The wave of capital replenishment serves as a filter, not a boon. The fact that over 80 banks are lining up for capital injections indicates that the previous growth models can no longer be sustained. In the past, expansion could be achieved through profit retention; now, they must reach out to the market.
Behind this are two brutal realities: either asset expansion has depleted capital too quickly, or deteriorating asset quality has eroded capital adequacy ratios. Banks that can successfully increase capital and maintain valuations are still recognized by the market; those facing difficulties in capital increases or experiencing significant valuation discounts have essentially been marked for failure.
High profit growth does not equate to good quality; the key is the source. Pudong’s 10.52% is from provision releases, Qingdao Bank’s 21.66% is at the end of regional benefits, and Ping An Bank struggles amidst contraction—these numbers reflect entirely different cyclical positions and risk exposures.
Only China Merchants Bank’s lowly 1.21% may be a preview of the new normal: devoid of cyclical benefits, accounting adjustments, or regional protections, relying solely on genuine operational capabilities to hold on.

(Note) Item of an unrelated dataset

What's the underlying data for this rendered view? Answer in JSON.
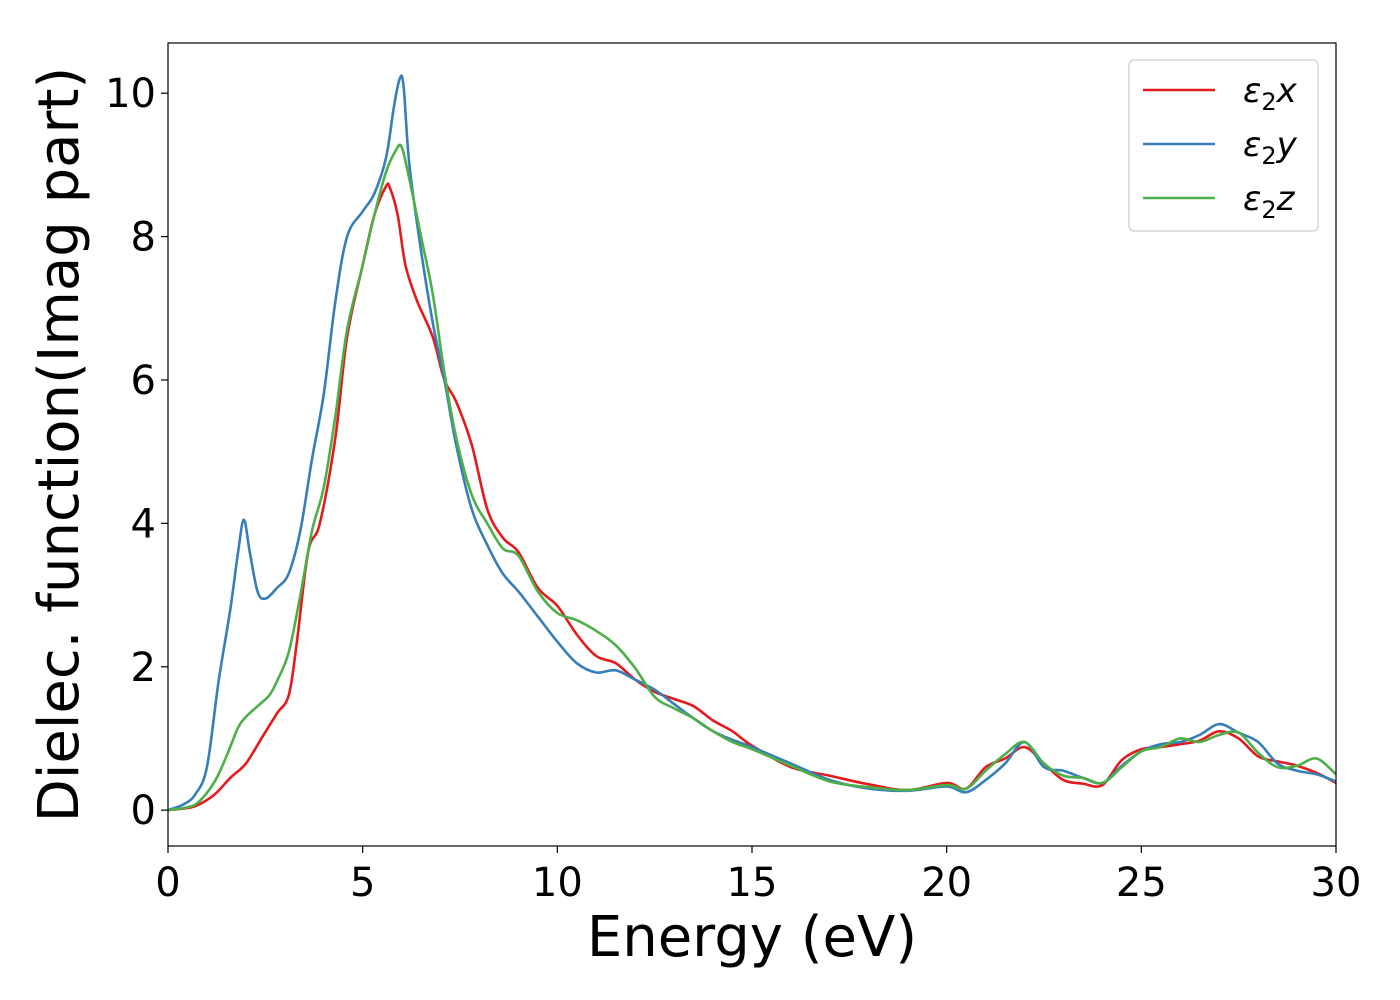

The investment advice boils down to two points. First, city and rural commercial banks that are strong and capable of capital replenishment—Jiangsu, Shanghai, Chengdu, Shandong, Fujian, ranked in that order of priority; second, high-dividend large banks like Agricultural Bank of China, China Construction Bank, and Industrial and Commercial Bank, as well as joint-stock banks like China Merchants Bank, Industrial Bank, and CITIC Bank. But all should lower yield expectations—the banking sector has shifted from “pro-cyclical” to “weak-cyclical,” earning money from structural differentiation rather than industry-wide gains.
Author’s Note: Content cited from external media.